San Jose Shipwreck is Getting Exhumed by Columbia to Recover $20 Billion Worth of Treasure

For more than three centuries, the San Jose is getting recovered.

Dubbed the "holy grail of shipwrecks," the San Jose will soon be exhumed from its resting place at the bottom of the ocean near the port of Cartagena, off the country's cost that it shares with the Caribbean. It was said that at its resting place, the Spanish galleon is known to carry massive treasures, with those that discovered it estimating as much as $20 billion lies beneath.

For more than three centuries, the shipwreck was unseen, with many claims differing from the other, but the Colombian navy's latest discovery motivates them to recover what was once lost.

San Jose Shipwreck is Getting Exhumed from the Ocean

San Jose Shipwreck
Greg Nerantzakis on Unsplash

The Independent reported that the Colombian government is now putting a significant effort into recovering the San Jose, a renowned Spanish galleon that was sunk in 1708 by the British navy off the port of Cartagena.
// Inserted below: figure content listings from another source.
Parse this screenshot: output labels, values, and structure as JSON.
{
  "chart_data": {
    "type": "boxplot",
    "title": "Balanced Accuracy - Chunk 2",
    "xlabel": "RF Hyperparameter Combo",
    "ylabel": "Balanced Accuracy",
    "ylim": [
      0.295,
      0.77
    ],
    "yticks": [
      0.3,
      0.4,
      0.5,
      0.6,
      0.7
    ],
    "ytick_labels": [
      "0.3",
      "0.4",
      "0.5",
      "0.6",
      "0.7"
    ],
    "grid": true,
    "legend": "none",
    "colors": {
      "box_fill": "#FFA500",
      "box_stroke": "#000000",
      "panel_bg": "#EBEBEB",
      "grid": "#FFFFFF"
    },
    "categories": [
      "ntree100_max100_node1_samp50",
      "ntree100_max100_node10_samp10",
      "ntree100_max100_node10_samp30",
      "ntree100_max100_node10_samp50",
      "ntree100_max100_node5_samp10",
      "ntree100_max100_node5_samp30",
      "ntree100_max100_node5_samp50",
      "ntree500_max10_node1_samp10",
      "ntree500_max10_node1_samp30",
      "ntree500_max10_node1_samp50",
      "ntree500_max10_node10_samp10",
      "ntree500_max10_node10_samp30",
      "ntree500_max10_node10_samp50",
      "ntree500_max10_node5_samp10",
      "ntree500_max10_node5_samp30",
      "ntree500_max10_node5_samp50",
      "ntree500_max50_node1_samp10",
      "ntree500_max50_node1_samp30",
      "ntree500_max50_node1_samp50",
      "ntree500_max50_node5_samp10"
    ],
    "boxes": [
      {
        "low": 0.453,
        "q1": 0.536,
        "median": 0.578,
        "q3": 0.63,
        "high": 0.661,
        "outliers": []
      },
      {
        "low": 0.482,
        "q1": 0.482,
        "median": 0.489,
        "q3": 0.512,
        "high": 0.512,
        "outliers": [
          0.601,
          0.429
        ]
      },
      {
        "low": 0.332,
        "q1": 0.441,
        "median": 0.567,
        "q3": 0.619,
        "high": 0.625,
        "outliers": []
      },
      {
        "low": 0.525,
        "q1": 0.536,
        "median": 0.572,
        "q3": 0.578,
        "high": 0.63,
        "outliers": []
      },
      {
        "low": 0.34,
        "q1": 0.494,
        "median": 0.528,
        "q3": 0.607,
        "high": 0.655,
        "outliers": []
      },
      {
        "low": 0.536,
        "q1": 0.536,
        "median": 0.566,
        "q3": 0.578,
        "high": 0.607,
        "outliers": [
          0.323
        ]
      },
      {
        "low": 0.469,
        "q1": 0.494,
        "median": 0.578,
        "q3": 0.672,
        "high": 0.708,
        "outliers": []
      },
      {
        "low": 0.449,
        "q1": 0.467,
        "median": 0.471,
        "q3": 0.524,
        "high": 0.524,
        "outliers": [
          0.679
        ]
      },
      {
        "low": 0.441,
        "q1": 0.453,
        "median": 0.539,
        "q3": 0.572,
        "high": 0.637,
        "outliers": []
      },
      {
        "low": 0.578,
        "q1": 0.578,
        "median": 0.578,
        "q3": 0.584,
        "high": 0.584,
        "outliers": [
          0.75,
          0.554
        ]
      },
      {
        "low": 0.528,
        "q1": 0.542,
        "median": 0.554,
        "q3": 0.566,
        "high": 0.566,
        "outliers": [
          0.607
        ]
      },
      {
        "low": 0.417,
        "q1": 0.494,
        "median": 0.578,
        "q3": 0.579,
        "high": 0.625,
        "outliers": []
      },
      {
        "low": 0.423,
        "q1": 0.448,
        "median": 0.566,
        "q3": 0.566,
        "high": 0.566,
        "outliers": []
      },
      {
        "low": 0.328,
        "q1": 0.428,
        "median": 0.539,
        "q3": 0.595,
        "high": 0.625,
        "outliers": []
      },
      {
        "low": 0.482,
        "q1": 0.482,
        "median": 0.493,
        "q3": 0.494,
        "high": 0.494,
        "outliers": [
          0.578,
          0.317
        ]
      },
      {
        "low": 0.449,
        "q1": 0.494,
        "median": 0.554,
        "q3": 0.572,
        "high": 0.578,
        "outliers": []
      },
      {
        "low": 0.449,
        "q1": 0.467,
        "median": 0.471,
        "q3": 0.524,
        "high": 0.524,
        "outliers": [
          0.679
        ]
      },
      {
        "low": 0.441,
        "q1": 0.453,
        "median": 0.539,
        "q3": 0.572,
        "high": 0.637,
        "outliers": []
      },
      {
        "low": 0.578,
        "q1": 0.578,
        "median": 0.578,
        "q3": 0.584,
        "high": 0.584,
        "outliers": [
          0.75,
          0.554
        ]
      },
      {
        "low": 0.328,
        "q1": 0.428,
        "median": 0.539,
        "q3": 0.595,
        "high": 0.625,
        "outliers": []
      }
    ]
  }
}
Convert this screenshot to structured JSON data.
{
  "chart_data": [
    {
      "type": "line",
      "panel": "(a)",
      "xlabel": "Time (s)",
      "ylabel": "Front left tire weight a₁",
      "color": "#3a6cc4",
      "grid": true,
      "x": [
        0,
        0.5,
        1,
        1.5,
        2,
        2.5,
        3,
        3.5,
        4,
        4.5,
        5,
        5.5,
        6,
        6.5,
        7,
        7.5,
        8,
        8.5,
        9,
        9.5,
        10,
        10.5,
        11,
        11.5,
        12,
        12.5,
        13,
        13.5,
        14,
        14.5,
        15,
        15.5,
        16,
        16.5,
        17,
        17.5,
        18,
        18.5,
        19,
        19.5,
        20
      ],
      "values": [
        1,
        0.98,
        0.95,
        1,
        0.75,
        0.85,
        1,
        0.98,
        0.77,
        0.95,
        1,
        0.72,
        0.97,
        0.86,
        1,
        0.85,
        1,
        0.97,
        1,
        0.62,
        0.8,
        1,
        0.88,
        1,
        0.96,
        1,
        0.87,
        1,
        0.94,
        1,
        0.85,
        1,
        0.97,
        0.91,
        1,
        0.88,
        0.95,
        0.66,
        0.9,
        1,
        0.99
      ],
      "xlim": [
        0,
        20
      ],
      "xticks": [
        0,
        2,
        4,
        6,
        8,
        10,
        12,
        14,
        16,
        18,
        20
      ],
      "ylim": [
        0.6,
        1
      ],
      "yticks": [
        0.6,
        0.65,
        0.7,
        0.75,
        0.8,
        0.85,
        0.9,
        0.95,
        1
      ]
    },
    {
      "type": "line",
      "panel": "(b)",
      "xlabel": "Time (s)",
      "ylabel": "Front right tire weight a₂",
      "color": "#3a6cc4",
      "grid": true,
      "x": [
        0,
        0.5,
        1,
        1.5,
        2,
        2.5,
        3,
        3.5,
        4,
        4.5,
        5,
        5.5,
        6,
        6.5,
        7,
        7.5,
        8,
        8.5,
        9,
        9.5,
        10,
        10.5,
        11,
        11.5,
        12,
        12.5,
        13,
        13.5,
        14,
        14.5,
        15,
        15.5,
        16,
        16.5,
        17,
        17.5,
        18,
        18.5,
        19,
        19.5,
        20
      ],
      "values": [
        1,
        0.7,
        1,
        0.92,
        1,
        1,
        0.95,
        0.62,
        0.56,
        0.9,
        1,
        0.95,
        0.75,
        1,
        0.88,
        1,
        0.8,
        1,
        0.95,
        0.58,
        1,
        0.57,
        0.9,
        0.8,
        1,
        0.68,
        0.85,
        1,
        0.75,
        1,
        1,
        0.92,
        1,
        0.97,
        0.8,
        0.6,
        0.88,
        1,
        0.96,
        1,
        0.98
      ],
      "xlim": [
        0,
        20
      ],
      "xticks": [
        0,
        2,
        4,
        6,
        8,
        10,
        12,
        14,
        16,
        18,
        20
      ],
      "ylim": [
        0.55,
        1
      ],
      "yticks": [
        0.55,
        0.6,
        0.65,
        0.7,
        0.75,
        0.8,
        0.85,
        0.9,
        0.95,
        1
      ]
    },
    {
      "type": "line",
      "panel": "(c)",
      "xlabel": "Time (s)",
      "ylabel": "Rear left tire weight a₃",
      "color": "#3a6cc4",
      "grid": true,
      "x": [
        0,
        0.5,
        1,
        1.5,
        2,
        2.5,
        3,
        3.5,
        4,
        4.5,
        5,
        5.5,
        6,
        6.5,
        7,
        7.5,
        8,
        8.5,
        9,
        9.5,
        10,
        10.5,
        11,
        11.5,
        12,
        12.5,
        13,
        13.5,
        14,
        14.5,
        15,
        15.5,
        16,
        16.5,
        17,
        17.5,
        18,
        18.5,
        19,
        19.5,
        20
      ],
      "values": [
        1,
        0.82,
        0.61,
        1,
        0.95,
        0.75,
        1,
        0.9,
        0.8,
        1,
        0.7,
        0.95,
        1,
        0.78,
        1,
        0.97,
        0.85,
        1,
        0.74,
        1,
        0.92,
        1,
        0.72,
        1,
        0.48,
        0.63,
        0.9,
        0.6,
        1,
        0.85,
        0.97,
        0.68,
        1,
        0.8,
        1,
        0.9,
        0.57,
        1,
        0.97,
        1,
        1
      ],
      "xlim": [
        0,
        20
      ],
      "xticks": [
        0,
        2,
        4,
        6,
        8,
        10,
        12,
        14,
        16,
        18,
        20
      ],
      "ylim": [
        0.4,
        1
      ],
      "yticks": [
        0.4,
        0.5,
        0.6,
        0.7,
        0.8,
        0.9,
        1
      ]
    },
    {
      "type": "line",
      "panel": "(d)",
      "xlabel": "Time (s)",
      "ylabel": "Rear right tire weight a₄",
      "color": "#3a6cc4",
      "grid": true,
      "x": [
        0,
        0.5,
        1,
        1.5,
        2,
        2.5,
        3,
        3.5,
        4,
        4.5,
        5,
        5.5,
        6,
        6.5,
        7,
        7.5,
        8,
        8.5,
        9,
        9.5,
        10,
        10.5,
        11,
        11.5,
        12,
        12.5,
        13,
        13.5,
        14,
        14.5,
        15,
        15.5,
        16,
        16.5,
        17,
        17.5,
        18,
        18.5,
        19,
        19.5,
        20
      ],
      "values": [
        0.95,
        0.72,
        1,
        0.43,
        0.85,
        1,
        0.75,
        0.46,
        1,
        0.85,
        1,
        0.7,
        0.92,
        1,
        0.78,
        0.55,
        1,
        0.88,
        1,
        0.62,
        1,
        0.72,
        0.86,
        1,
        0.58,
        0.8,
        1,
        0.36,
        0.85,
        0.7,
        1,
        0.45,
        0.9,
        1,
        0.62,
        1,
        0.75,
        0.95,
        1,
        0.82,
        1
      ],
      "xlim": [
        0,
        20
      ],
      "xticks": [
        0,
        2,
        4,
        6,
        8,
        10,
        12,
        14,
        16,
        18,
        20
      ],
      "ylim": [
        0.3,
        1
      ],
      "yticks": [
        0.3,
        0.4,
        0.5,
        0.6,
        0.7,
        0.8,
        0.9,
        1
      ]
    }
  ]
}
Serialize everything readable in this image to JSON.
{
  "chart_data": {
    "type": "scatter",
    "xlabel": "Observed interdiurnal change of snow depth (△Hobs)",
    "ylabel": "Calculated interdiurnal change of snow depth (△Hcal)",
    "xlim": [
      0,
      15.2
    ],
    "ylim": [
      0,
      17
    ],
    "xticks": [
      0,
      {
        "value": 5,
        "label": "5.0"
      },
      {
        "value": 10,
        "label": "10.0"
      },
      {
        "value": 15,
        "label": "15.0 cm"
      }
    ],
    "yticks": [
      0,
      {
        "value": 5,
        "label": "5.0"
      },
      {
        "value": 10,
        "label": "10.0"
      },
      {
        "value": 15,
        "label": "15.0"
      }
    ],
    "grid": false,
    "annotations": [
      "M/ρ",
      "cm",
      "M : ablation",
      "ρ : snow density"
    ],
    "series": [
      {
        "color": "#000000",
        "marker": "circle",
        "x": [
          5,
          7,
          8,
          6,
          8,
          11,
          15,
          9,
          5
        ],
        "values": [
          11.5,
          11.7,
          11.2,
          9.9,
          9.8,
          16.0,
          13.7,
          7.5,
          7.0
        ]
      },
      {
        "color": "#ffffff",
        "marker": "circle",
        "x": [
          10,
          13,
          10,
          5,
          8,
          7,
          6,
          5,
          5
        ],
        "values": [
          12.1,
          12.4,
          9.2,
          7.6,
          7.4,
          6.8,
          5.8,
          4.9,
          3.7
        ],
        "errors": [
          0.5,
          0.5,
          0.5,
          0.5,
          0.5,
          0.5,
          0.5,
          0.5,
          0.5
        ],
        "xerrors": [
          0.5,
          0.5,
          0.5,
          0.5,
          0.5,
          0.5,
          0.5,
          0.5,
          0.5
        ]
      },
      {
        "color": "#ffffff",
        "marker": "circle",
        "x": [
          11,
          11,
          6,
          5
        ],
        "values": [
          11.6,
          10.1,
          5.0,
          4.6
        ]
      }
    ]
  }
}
The wreck was initially discovered in 2015, and it was regarded as "the most valuable that has been found in the history of humanity," as claimed by Colombian President Juan Manuel Santos.

Its recovery of the San Jose is a matter of urgency for the country, and since its discovery, there have been plans to exhume the ship from the ocean's depths.

The team of divers who initially found it claimed that it was 3,100 feet below the ocean's surface, with massive challenges and extreme conditions awaiting its future efforts.

Colombia Claims $20B Treasure to Be Recovered

The previous efforts and undertakings by the Armada de Colombia claimed that there was as much as $20 billion worth of treasure, in today's money, which is lying underneath the ocean floor. Amidst the massive shipwreck, the San Jose treasure remains, with future efforts looking to take back what is for the Colombian government, soon to recover what lies in the depths.

Shipwrecks and the Efforts to Recover

The San Jose is one of the most iconic galleon ships of the Spanish during its time, but it is only one of the many shipwrecks that have been lost throughout the early years of using this mode of transportation. Technology now plays a massive role in locating the sunken ships, with NOAA offering its ocean mapping tech, previously helping find the Ironton which capsized in Lake Huron last 1894.

While there are also shipwrecks that have been found and exhumed before, the technology present today helps deliver explanations as to what happened from the events of the past. One example was the recent rare footage that features the "haunting wreckage" of the infamous Titanic, the British passenger line which sunk in the Atlantic Ocean on its maiden voyage.

There are still massive efforts in locating boats and ships of the past, and while some may have been forgotten in history, others remain a top priority to relocate and recover. Columbia is now going all-in for its discovery five years ago, with the San Jose soon seeing the surface yet again since 315 years ago, offering the country as much as $20 billion of the sunken treasure.